The Future of Marketing is Being Decided Right Now

Two bills introduced in Congress last week, one in the House, one in the Senate, may well mark a significant turning point in the history of our economy.  Both of them concern Internet privacy.

The House bill, The Consumer Privacy Protection Act of 2011 (H.R. 1528) introduced by Representatives Cliff Stearns (R-FL) and Jim Matheson (D-UT), requires sites to inform users that information is being collected, to offer certain limited opt-out provisions, and the bill creates the concept of approved self-regulatory programs that companies can join to demonstrate compliance.  The law is administered entirely at the federal level by the FTC.  The Senate bill, The Kerry-McCain Commercial Privacy Bill of Rights Act of 2011 introduced by Senators John Kerry (D-MA) and John McCain (R-AZ) goes considerably farther: all information collection must be opt-out/opt-in, clear notice must be provided that info is being collected and more.  It is administered by partly federally and partly at the state level.

The bi-partisan nature of these bills is a good clue to how politically popular this issue is deemed to be.  The topic of Internet information, data-mining, and the disappearance of privacy is a hot one.

What may not be obvious is that either of these two bills could decide the future path of a significant portion of our economy.

The story until now:

1) 1995-2010 – the birth of the World Wide Web leads to the destruction of the Print/On-Air Advertising system, as audiences drift away from old media. Print/On-Air advertising is the marketing system that created the consumer/industrial juggernaut that was America of the 20th century.

2) 2005-2010 – The internet enterprises that were responsible for this destruction discover that they, too, need a sustainable business model to support their continued production of new media.   The business model they turn to is, not surprisingly, advertising online.

3) 2011–  Online advertising agencies and space brokers announce that hence-forth, advertisers will not need to buy “content” as the carrier for their ads, they can "buy audiences."

So, the business model currently being touted by some of the more knowledgeable people in the online advertising field is that the Internet allows advertisers to find individual consumers, rather than simply talking to whoever comes to a likely site.

That means tracking Internet users, based on their data-mined interests.

And here come Congress, ready to regulate that process, perhaps a little, perhaps to the point of effectively eliminating it.

What neither bill contains – although it is one of the most widely-discussed and popular ideas for protecting internet privacy –  is a Do Not Track List, a grand one stop shopping opt-out-of-everything mechanism.  But as the bills get debated, even that might emerge.

Marshall McLuhan once wrote that the newspaper contains two kinds of news: the bad news is the articles.

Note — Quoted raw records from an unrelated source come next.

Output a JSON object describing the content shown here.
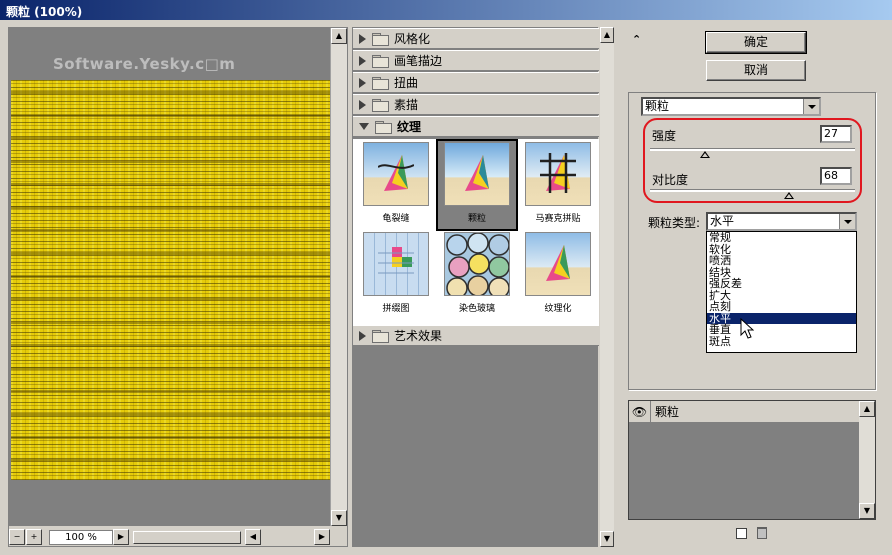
{
  "window": {
    "title": "颗粒 (100%)"
  },
  "preview": {
    "watermark": "Software.Yesky.c□m",
    "zoom": "100 %",
    "zoom_out": "−",
    "zoom_in": "+"
  },
  "categories": {
    "collapsed_top": [
      "风格化",
      "画笔描边",
      "扭曲",
      "素描"
    ],
    "expanded": "纹理",
    "collapsed_bottom": [
      "艺术效果"
    ],
    "thumbnails": [
      {
        "label": "龟裂缝"
      },
      {
        "label": "颗粒"
      },
      {
        "label": "马赛克拼贴"
      },
      {
        "label": "拼缀图"
      },
      {
        "label": "染色玻璃"
      },
      {
        "label": "纹理化"
      }
    ],
    "selected_thumbnail": "颗粒"
  },
  "buttons": {
    "ok": "确定",
    "cancel": "取消",
    "collapse": "⌃"
  },
  "filter_select": {
    "value": "颗粒"
  },
  "params": {
    "intensity": {
      "label": "强度",
      "value": "27",
      "fraction": 0.27
    },
    "contrast": {
      "label": "对比度",
      "value": "68",
      "fraction": 0.68
    },
    "grain_type": {
      "label": "颗粒类型:",
      "value": "水平",
      "options": [
        "常规",
        "软化",
        "喷洒",
        "结块",
        "强反差",
        "扩大",
        "点刻",
        "水平",
        "垂直",
        "斑点"
      ],
      "highlighted": "水平"
    }
  },
  "layers": {
    "items": [
      {
        "name": "颗粒"
      }
    ]
  },
  "colors": {
    "highlight_oval": "#e0171f",
    "grain_yellow": "#e6cc0a",
    "selection": "#0a246a"
  }
}
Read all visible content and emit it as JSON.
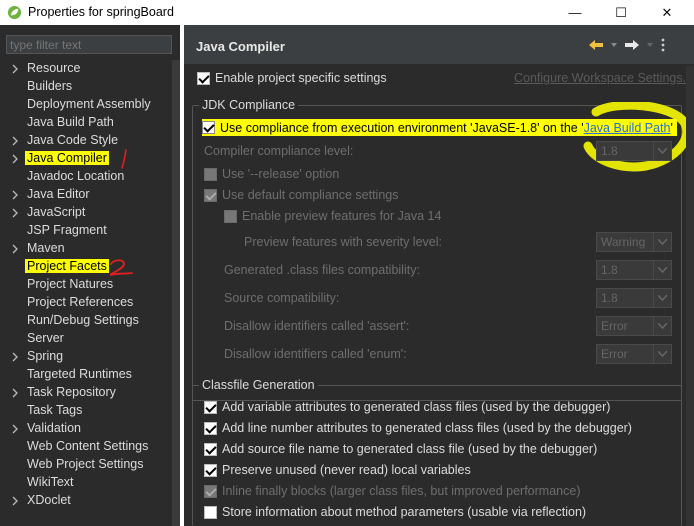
{
  "window": {
    "title": "Properties for springBoard",
    "minimize": "—",
    "maximize": "☐",
    "close": "✕"
  },
  "filter": {
    "placeholder": "type filter text"
  },
  "tree": [
    {
      "label": "Resource",
      "expandable": true
    },
    {
      "label": "Builders",
      "expandable": false
    },
    {
      "label": "Deployment Assembly",
      "expandable": false
    },
    {
      "label": "Java Build Path",
      "expandable": false
    },
    {
      "label": "Java Code Style",
      "expandable": true
    },
    {
      "label": "Java Compiler",
      "expandable": true,
      "highlighted": true
    },
    {
      "label": "Javadoc Location",
      "expandable": false
    },
    {
      "label": "Java Editor",
      "expandable": true
    },
    {
      "label": "JavaScript",
      "expandable": true
    },
    {
      "label": "JSP Fragment",
      "expandable": false
    },
    {
      "label": "Maven",
      "expandable": true
    },
    {
      "label": "Project Facets",
      "expandable": false,
      "highlighted": true
    },
    {
      "label": "Project Natures",
      "expandable": false
    },
    {
      "label": "Project References",
      "expandable": false
    },
    {
      "label": "Run/Debug Settings",
      "expandable": false
    },
    {
      "label": "Server",
      "expandable": false
    },
    {
      "label": "Spring",
      "expandable": true
    },
    {
      "label": "Targeted Runtimes",
      "expandable": false
    },
    {
      "label": "Task Repository",
      "expandable": true
    },
    {
      "label": "Task Tags",
      "expandable": false
    },
    {
      "label": "Validation",
      "expandable": true
    },
    {
      "label": "Web Content Settings",
      "expandable": false
    },
    {
      "label": "Web Project Settings",
      "expandable": false
    },
    {
      "label": "WikiText",
      "expandable": false
    },
    {
      "label": "XDoclet",
      "expandable": true
    }
  ],
  "annotations": {
    "mark1": "1",
    "mark2": "2"
  },
  "page": {
    "title": "Java Compiler",
    "enable_specific": "Enable project specific settings",
    "configure_workspace": "Configure Workspace Settings...",
    "jdk_group": "JDK Compliance",
    "use_compliance_prefix": "Use compliance from execution environment 'JavaSE-1.8' on the '",
    "use_compliance_link": "Java Build Path",
    "use_compliance_suffix": "'",
    "compliance_level": "Compiler compliance level:",
    "compliance_level_value": "1.8",
    "use_release": "Use '--release' option",
    "use_default": "Use default compliance settings",
    "enable_preview": "Enable preview features for Java 14",
    "preview_severity": "Preview features with severity level:",
    "preview_severity_value": "Warning",
    "generated_class": "Generated .class files compatibility:",
    "generated_class_value": "1.8",
    "source_compat": "Source compatibility:",
    "source_compat_value": "1.8",
    "disallow_assert": "Disallow identifiers called 'assert':",
    "disallow_assert_value": "Error",
    "disallow_enum": "Disallow identifiers called 'enum':",
    "disallow_enum_value": "Error",
    "classfile_group": "Classfile Generation",
    "classfile_items": [
      {
        "label": "Add variable attributes to generated class files (used by the debugger)",
        "checked": true,
        "disabled": false
      },
      {
        "label": "Add line number attributes to generated class files (used by the debugger)",
        "checked": true,
        "disabled": false
      },
      {
        "label": "Add source file name to generated class file (used by the debugger)",
        "checked": true,
        "disabled": false
      },
      {
        "label": "Preserve unused (never read) local variables",
        "checked": true,
        "disabled": false
      },
      {
        "label": "Inline finally blocks (larger class files, but improved performance)",
        "checked": true,
        "disabled": true
      },
      {
        "label": "Store information about method parameters (usable via reflection)",
        "checked": false,
        "disabled": false
      }
    ]
  },
  "colors": {
    "highlight": "#ffff00",
    "annotation_red": "#e02020",
    "link": "#2a6fd6"
  }
}
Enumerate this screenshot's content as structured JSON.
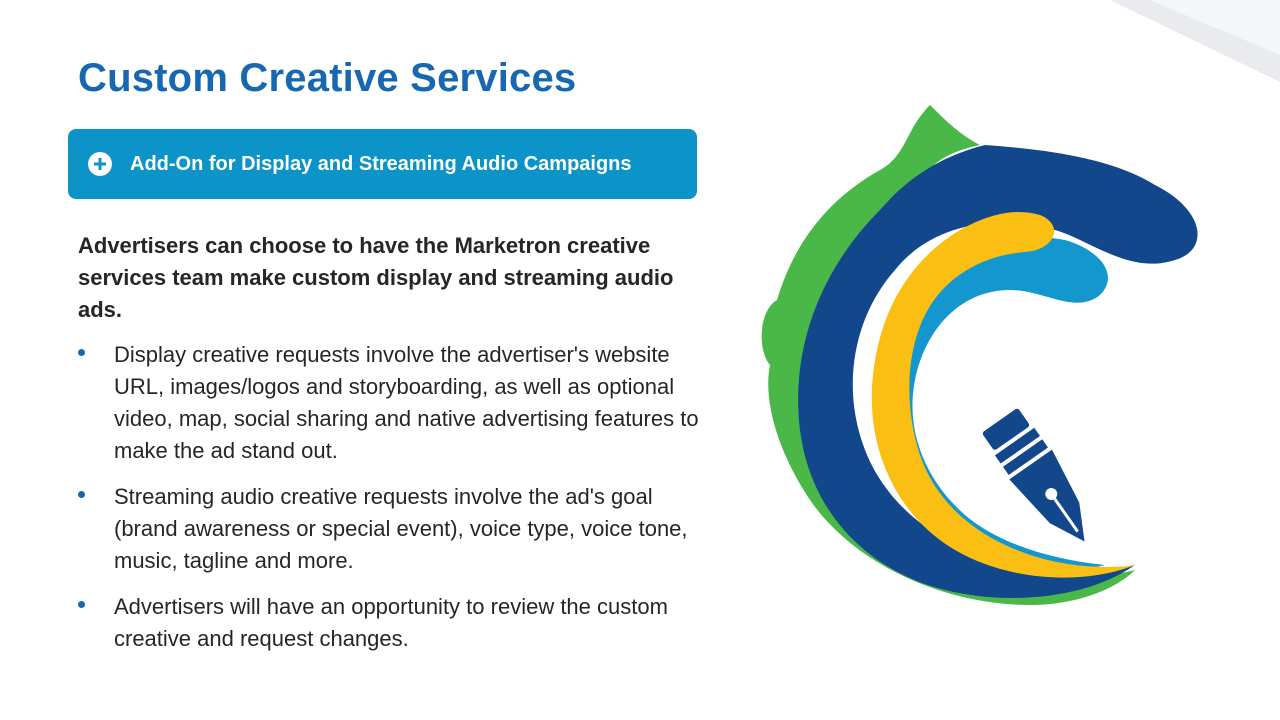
{
  "slide": {
    "title": "Custom Creative Services",
    "banner": {
      "icon": "plus-circle-icon",
      "label": "Add-On for Display and Streaming Audio Campaigns",
      "color": "#0c93c7"
    },
    "lead": "Advertisers can choose to have the Marketron creative services team make custom display and streaming audio ads.",
    "bullets": [
      "Display creative requests involve the advertiser's website URL, images/logos and storyboarding, as well as optional video, map, social sharing and native advertising features to make the ad stand out.",
      "Streaming audio creative requests involve the ad's goal (brand awareness or special event), voice type, voice tone, music, tagline and more.",
      "Advertisers will have an opportunity to review the custom creative and request changes."
    ]
  },
  "colors": {
    "title": "#1868b1",
    "logo_green": "#4ab749",
    "logo_navy": "#12478c",
    "logo_yellow": "#fbbf14",
    "logo_cyan": "#1497cf"
  }
}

The good news is the advertising; it is news of the commercial world.

In the networked world, product news itself has become split into two types (at least from the marketer’s point of view): controllable and uncontrollable.  The controllable news is advertising.  The uncontrollable is the vast interconnected communication morass that is currently buzzworded as “social media.”  Congress may limit how the controllable news gets spread or targeted.  The uncontrollable news will, of course, remain uncontrollable.

Congress is about to decide how advertisers may or may not find their potential customers.  That will, in the long run, decide the shape of 21st century commerce, and the future of US companies vs. those that fall under different (national) regulations or no regulations.  It will begin to define the shape of the world to come.